Unconventional volatile-oil reservoirs exhibit near-constant produced gas-oil ratio (GOR) at pressure below the bubble point, a behavior that is quite different from that in conventional reservoirs. The primary purpose of this paper is to explain the reasons for this observed anomalous behavior using compositional reservoir simulation, with field examples from Eagle Ford shale play. Then it discusses how GOR history can help us interpret rate transient analysis (RTA) diagnostic plots and forecast multiphase well production using decline curve analysis (DCA) methods, which were originally developed for single-phase flow.
We have conducted comprehensive reservoir numerical simulations to model the non-linearity caused by the impact of nano-pores on rock and fluid properties, complex pore networks and the multiple porous media flow systems created by multi-stage fracture stimulation. We used the numerical model to generate synthetic datasets based on realistic reservoir fluid and rock properties. volatile-oil reservoirs produced under various rate/ flowing pressure production conditions. The fundamental difference between GOR during linear vs. radial flow were explained using our simulation model. We used traditional RTA approaches to analyze producing GOR and pressure and saturation changes within the reservoir. We then modeled production rate at varied pressure drawdowns and performed DCA on data from flow regimes identified with RTA plots and GOR behavior.
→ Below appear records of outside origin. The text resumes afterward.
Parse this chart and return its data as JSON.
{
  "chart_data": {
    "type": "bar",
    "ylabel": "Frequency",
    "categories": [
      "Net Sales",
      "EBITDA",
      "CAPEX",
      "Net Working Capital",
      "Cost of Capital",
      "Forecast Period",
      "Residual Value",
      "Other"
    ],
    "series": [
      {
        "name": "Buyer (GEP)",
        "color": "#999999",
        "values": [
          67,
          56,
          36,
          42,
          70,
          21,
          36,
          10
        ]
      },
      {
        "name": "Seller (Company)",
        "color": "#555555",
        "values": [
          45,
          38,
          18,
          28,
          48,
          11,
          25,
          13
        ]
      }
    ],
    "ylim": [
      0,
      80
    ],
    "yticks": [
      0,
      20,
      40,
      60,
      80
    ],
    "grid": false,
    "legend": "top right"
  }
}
We found that the flattened GOR behavior is function of fracture conductivity, fracture spacing, critical gas saturation, fluid volatility, matrix permeability and bubble-point suppression. Analysis of GOR behavior helps us interpret where a well is in its GOR history and flow regime. We observed that GOR changes correlate with flow regime changes identified on RTA diagnostic plots. GOR is constant at a level higher than original solution gas-oil ratio during transient linear flow, and during most of the transition period that follows. A log-log unit-slope line forms only when pressure throughout the entire reservoir drops below the bubble point, and gas saturation exceeds the critical threshold, thus causing a sharp increase in GOR. This GOR can decline later if compound linear flow develops. Our study showed that DCA methods that employ different Arps b-parameters to represent different flow regimes, combined with drawdown-adjusted production rates, allow us to predict tight volatile oil reservoir performance with improved accuracy.